That May 2014 paper by Fay Dowker used brief dialog to point out the need for a change in our theory of space-time to include the experience of the present and the passage of time. She compares the present situation to an anomaly in Newtonian gravity. Newtonian gravity was at odds with experience in that it suggested that gravity was a
force. But we do not feel the force of gravity the way we feel other forces. People put up with that curious anomaly for 300 years and then in 1915 it was discovered that gravity was not a force after all, it was the curvature of space-time geometry. By the principle of equivalence one can zero it out. It is not felt in free fall.
So one had a mismatch of theory with experience that eventually required a fundamental change in the theory. Here's the dialog:
==quote Dowker
http://arxiv.org/pdf/1405.3492.pdf ==
... challenges the view that quantum gravity effects can only show themselves as phenomena in regimes far beyond our immediate reach. The idea is that we may have access, through our intimate experience, to a physical phenomenon that is not present in General Relativity but is part of a more complete theory of spacetime. Lest this seem far-fetched, let me introduce an example from history ...
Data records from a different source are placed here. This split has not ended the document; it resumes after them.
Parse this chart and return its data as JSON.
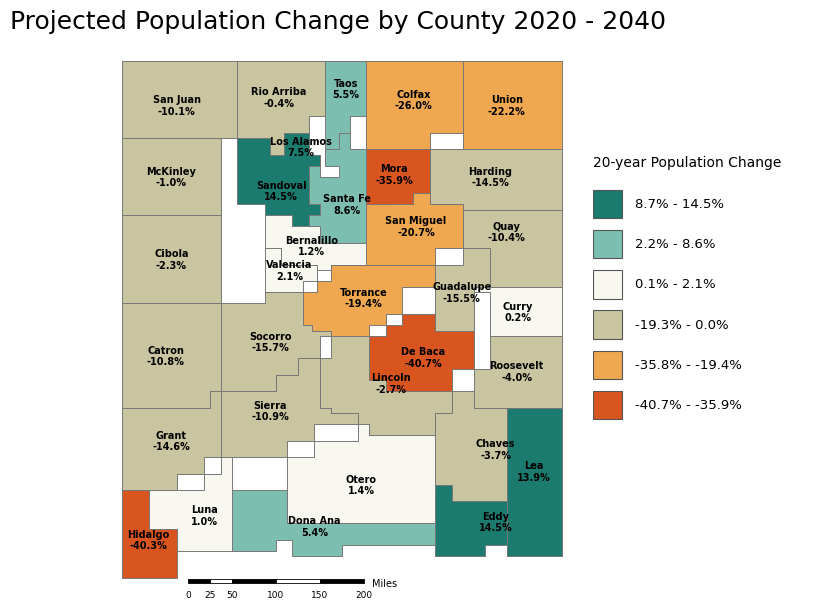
{
  "title": "Projected Population Change by County 2020 - 2040",
  "legend_title": "20-year Population Change",
  "legend_entries": [
    {
      "label": "8.7% - 14.5%",
      "color": "#1a7b6e"
    },
    {
      "label": "2.2% - 8.6%",
      "color": "#7cbfb0"
    },
    {
      "label": "0.1% - 2.1%",
      "color": "#f8f8f0"
    },
    {
      "label": "-19.3% - 0.0%",
      "color": "#c8c5a0"
    },
    {
      "label": "-35.8% - -19.4%",
      "color": "#f0a850"
    },
    {
      "label": "-40.7% - -35.9%",
      "color": "#d95520"
    }
  ],
  "counties": {
    "San Juan": {
      "color": "#c8c5a0",
      "label": "San Juan\n-10.1%"
    },
    "Rio Arriba": {
      "color": "#c8c5a0",
      "label": "Rio Arriba\n-0.4%"
    },
    "Taos": {
      "color": "#7cbfb0",
      "label": "Taos\n5.5%"
    },
    "Colfax": {
      "color": "#f0a850",
      "label": "Colfax\n-26.0%"
    },
    "Union": {
      "color": "#f0a850",
      "label": "Union\n-22.2%"
    },
    "McKinley": {
      "color": "#c8c5a0",
      "label": "McKinley\n-1.0%"
    },
    "Los Alamos": {
      "color": "#7cbfb0",
      "label": "Los Alamos\n7.5%"
    },
    "Mora": {
      "color": "#d95520",
      "label": "Mora\n-35.9%"
    },
    "Harding": {
      "color": "#c8c5a0",
      "label": "Harding\n-14.5%"
    },
    "Sandoval": {
      "color": "#1a7b6e",
      "label": "Sandoval\n14.5%"
    },
    "Santa Fe": {
      "color": "#7cbfb0",
      "label": "Santa Fe\n8.6%"
    },
    "San Miguel": {
      "color": "#f0a850",
      "label": "San Miguel\n-20.7%"
    },
    "Cibola": {
      "color": "#c8c5a0",
      "label": "Cibola\n-2.3%"
    },
    "Bernalillo": {
      "color": "#f8f8f0",
      "label": "Bernalillo\n1.2%"
    },
    "Valencia": {
      "color": "#f8f8f0",
      "label": "Valencia\n2.1%"
    },
    "Torrance": {
      "color": "#f0a850",
      "label": "Torrance\n-19.4%"
    },
    "Guadalupe": {
      "color": "#c8c5a0",
      "label": "Guadalupe\n-15.5%"
    },
    "Quay": {
      "color": "#c8c5a0",
      "label": "Quay\n-10.4%"
    },
    "Curry": {
      "color": "#f8f8f0",
      "label": "Curry\n0.2%"
    },
    "De Baca": {
      "color": "#d95520",
      "label": "De Baca\n-40.7%"
    },
    "Roosevelt": {
      "color": "#c8c5a0",
      "label": "Roosevelt\n-4.0%"
    },
    "Catron": {
      "color": "#c8c5a0",
      "label": "Catron\n-10.8%"
    },
    "Socorro": {
      "color": "#c8c5a0",
      "label": "Socorro\n-15.7%"
    },
    "Lincoln": {
      "color": "#c8c5a0",
      "label": "Lincoln\n-2.7%"
    },
    "Chaves": {
      "color": "#c8c5a0",
      "label": "Chaves\n-3.7%"
    },
    "Grant": {
      "color": "#c8c5a0",
      "label": "Grant\n-14.6%"
    },
    "Sierra": {
      "color": "#c8c5a0",
      "label": "Sierra\n-10.9%"
    },
    "Otero": {
      "color": "#f8f8f0",
      "label": "Otero\n1.4%"
    },
    "Eddy": {
      "color": "#1a7b6e",
      "label": "Eddy\n14.5%"
    },
    "Lea": {
      "color": "#1a7b6e",
      "label": "Lea\n13.9%"
    },
    "Dona Ana": {
      "color": "#7cbfb0",
      "label": "Dona Ana\n5.4%"
    },
    "Luna": {
      "color": "#f8f8f0",
      "label": "Luna\n1.0%"
    },
    "Hidalgo": {
      "color": "#d95520",
      "label": "Hidalgo\n-40.3%"
    }
  },
  "background_color": "#ffffff",
  "border_color": "#777777",
  "font_size_county": 7.0,
  "font_size_title": 18,
  "font_size_legend": 10,
  "scalebar_labels": [
    "0",
    "25",
    "50",
    "100",
    "150",
    "200"
  ],
  "scalebar_unit": "Miles"
}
Every day in the centuries between Newton’s discovery of the Law of Universal Gravitation and Einstein’s discovery of General Relativity, every human being was making an observation with no explanation within the Newtonian theory but which correlates perfectly with GR. This observational fact, was, throughout that time in history, “hidden in plain sight.” ...
17th Century Scientist: There is a physical force of weight on you. Look at all the data, celestial mechanics, etc. The Newtonian theory of gravitation accounts for all that data.
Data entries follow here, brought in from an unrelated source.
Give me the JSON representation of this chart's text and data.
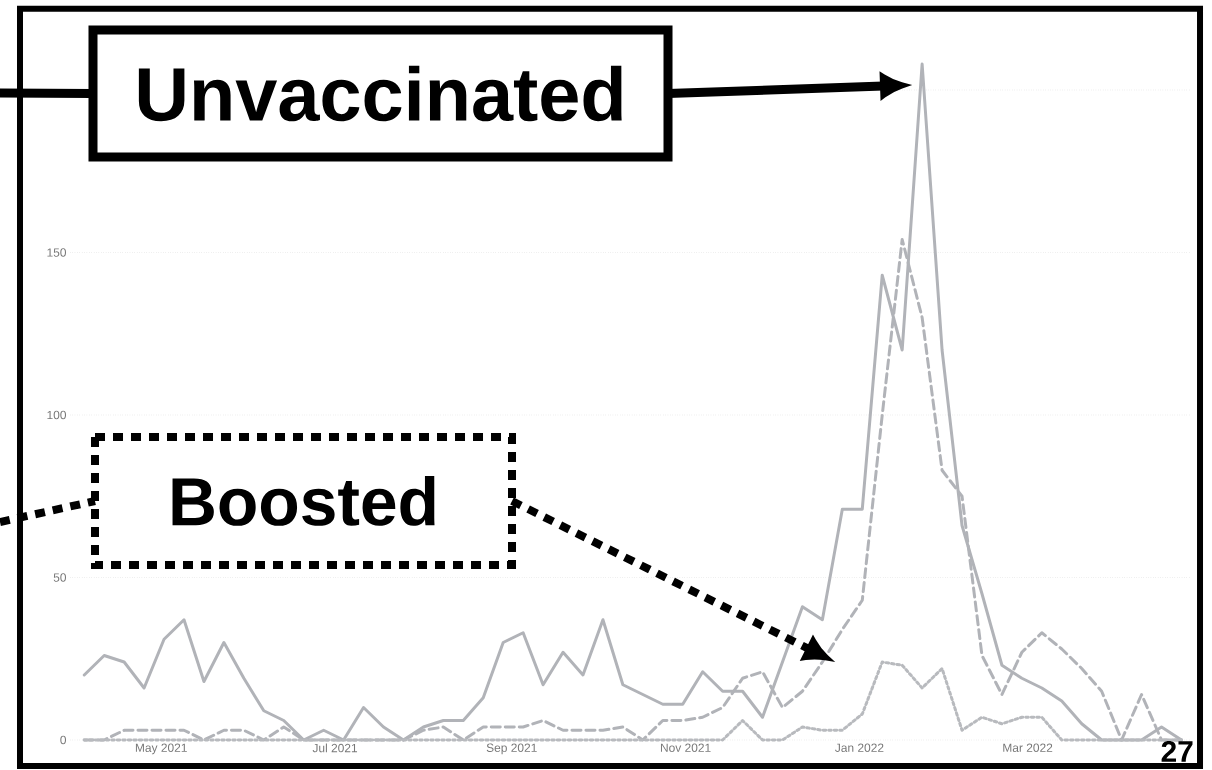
{
  "chart_data": {
    "type": "line",
    "x": [
      "2021-04-04",
      "2021-04-11",
      "2021-04-18",
      "2021-04-25",
      "2021-05-02",
      "2021-05-09",
      "2021-05-16",
      "2021-05-23",
      "2021-05-30",
      "2021-06-06",
      "2021-06-13",
      "2021-06-20",
      "2021-06-27",
      "2021-07-04",
      "2021-07-11",
      "2021-07-18",
      "2021-07-25",
      "2021-08-01",
      "2021-08-08",
      "2021-08-15",
      "2021-08-22",
      "2021-08-29",
      "2021-09-05",
      "2021-09-12",
      "2021-09-19",
      "2021-09-26",
      "2021-10-03",
      "2021-10-10",
      "2021-10-17",
      "2021-10-24",
      "2021-10-31",
      "2021-11-07",
      "2021-11-14",
      "2021-11-21",
      "2021-11-28",
      "2021-12-05",
      "2021-12-12",
      "2021-12-19",
      "2021-12-26",
      "2022-01-02",
      "2022-01-09",
      "2022-01-16",
      "2022-01-23",
      "2022-01-30",
      "2022-02-06",
      "2022-02-13",
      "2022-02-20",
      "2022-02-27",
      "2022-03-06",
      "2022-03-13",
      "2022-03-20",
      "2022-03-27",
      "2022-04-03",
      "2022-04-10",
      "2022-04-17",
      "2022-04-24"
    ],
    "series": [
      {
        "color": "#b1b3b8",
        "line_style": "solid",
        "values": [
          20,
          26,
          24,
          16,
          31,
          37,
          18,
          30,
          19,
          9,
          6,
          0,
          3,
          0,
          10,
          4,
          0,
          4,
          6,
          6,
          13,
          30,
          33,
          17,
          27,
          20,
          37,
          17,
          14,
          11,
          11,
          21,
          15,
          15,
          7,
          24,
          41,
          37,
          71,
          71,
          143,
          120,
          208,
          120,
          66,
          45,
          23,
          19,
          16,
          12,
          5,
          0,
          0,
          0,
          4,
          0
        ]
      },
      {
        "color": "#b1b3b8",
        "line_style": "dashed",
        "values": [
          0,
          0,
          3,
          3,
          3,
          3,
          0,
          3,
          3,
          0,
          4,
          0,
          0,
          0,
          0,
          0,
          0,
          3,
          4,
          0,
          4,
          4,
          4,
          6,
          3,
          3,
          3,
          4,
          0,
          6,
          6,
          7,
          10,
          19,
          21,
          10,
          15,
          24,
          34,
          43,
          100,
          154,
          130,
          83,
          75,
          26,
          14,
          27,
          33,
          28,
          22,
          15,
          0,
          14,
          0,
          0
        ]
      },
      {
        "color": "#b8babe",
        "line_style": "dotted",
        "values": [
          0,
          0,
          0,
          0,
          0,
          0,
          0,
          0,
          0,
          0,
          0,
          0,
          0,
          0,
          0,
          0,
          0,
          0,
          0,
          0,
          0,
          0,
          0,
          0,
          0,
          0,
          0,
          0,
          0,
          0,
          0,
          0,
          0,
          6,
          0,
          0,
          4,
          3,
          3,
          8,
          24,
          23,
          16,
          22,
          3,
          7,
          5,
          7,
          7,
          0,
          0,
          0,
          0,
          0,
          0,
          0
        ]
      }
    ],
    "xlim": [
      "2021-03-30",
      "2022-04-27"
    ],
    "xticks": [
      {
        "value": "2021-05-01",
        "label": "May 2021"
      },
      {
        "value": "2021-07-01",
        "label": "Jul 2021"
      },
      {
        "value": "2021-09-01",
        "label": "Sep 2021"
      },
      {
        "value": "2021-11-01",
        "label": "Nov 2021"
      },
      {
        "value": "2022-01-01",
        "label": "Jan 2022"
      },
      {
        "value": "2022-03-01",
        "label": "Mar 2022"
      }
    ],
    "ylim": [
      0,
      225
    ],
    "yticks": [
      0,
      50,
      100,
      150,
      {
        "value": 200,
        "label": null
      }
    ],
    "grid": "y",
    "annotations": [
      "Unvaccinated",
      "Boosted",
      "27"
    ]
  }
}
17th Century Sceptic: But I don’t experience this gravitational force of weight whereas I can feel mechanical forces of comparable magnitude. Why?
Scientist: The force of weight is physical. So your sense-experience of no force must be an illusion. Neurology, psychology, the way the mind and body work to produce sense-experience must be responsible for this illusion of lack of gravitational force of weight.
Sceptic: Maybe. But maybe this is telling us to look again at our theory, with the lack of gravitational force of weight as a heuristic.
The following is a parallel conversation that may, in the future, make similar sense:

21st Century Blockhead: There is no physical passage of time. Look at all the data, celestial mechanics, etc. The theory of General Relativity with spacetime as a Block perfectly accounts for all that data.
21st century Sceptic: But I don’t experience a Block. I experience a sequence of moments. Why?
Blockhead: The Block is physical, the passage of time is not physical. So your sense-experience of time passing must be an illusion. Neurology, psychology, the way the mind and body work to produce sense-experience must be responsible for this illusion of the passage of time.
Sceptic: Maybe. But maybe this is telling us to look again at our theory, with a physical passage of time as a heuristic.
==footnote==
5 If there is only a force upwards on you from your chair and no weight acting down on you then you must be accelerating upwards, away from the earth. And so must someone sitting on a chair on the other side of the planet. For everyone on the surface of the Earth to be stationary and yet also accelerating away from the centre of the Earth requires that the spacetime around the Earth be curved.